The flight to Buenos Aires takes 12 hours, and I am seated next to a snorer. I had better not discuss my darker thoughts. On a happier note, Aerolíneas Argentinas have issued me with a voucher for a bus ticket. The plane lands later than it should have done, and I am torn between taking the official bus, or jumping into a random cab, which according to Wikipedia is the strategy favoured by those who wish to be robbed and murdered.
I decide to take the officially sanctioned Manuel Tienda Lexión bus, even though there is some risk that it will not quite make the connection in time. In fact the driver makes good time, save for a pause at the central bus station where there is a lot of fuss made about luggage. We arrive 10 minutes ahead of schedule, and I rush to check-in my suitcase. That goes smoothly, and I am starting to meet friendly IMO travellers. In particular, the IMOAB secretary John Webb makes contact.
The short flight from Buenos Aires is scheduled to take just 40 minutes, and it seems that they operate a very friendly policy of waiting for connecting flights, so we tarry for some time while several groups of IMO passengers board the plane from various parts of the world. My anxiety about missing this connection was ill–founded. There are only two flights scheduled per day to Mar del Plata, so it would not be polite to leave people behind.
Mar del Plata airport terminal is comparable in scale to Iaşi, Romania, and to the old Kharkov, Ukraine effort (until it got redeveloped for Euro 2012) and the happily demolished Bath Bus Station of grotesque memory. The IMO organizers are there and efficiently transport John and myself to the leaders’ residence, a sports complex due south of the city.
In his leader’s report, James has alluded to the mysterious underfloor heating in the rooms.

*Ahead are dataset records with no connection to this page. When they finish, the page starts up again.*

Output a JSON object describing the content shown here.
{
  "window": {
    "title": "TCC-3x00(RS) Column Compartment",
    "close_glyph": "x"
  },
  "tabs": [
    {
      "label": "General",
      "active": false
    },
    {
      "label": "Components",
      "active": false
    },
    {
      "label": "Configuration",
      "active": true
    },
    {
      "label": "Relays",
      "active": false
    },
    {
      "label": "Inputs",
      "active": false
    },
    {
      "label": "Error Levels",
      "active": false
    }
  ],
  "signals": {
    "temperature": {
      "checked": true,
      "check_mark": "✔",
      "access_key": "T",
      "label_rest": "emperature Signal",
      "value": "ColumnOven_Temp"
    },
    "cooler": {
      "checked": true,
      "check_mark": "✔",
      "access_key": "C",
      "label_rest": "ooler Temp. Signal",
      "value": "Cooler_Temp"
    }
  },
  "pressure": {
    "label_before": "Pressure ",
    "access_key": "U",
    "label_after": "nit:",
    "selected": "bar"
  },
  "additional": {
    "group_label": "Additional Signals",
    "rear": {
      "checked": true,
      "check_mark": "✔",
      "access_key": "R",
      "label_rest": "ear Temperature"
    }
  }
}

Mine had no off-switch, and since I prefer life on the cold side, I have to get it turned off by special appeal to the reception desk.
I have arrived in the middle of the question selection process, and I am astonished to learn that (a) the jury has not implemented my suggestion as to how to choose problems, as explained in my 2011 Observations and (b) the Problem Selection Committee has decided not to put the problem I submitted for IMO 2012 into the shortlist. I blame James Cranch for not completely reorganizing jury problem selection protocols according to my whim. As for the responsibility for not using my problem, it is less clear who is the guilty party.
On reflection, I now realise that my ploy of constructing culturally relevant problems might be viewed as a transparent ruse to avoid judgements about mathematical good taste, and to appeal instead to the jury’s sentimental and craven desire to pander to the host nation. That was my plan anyway.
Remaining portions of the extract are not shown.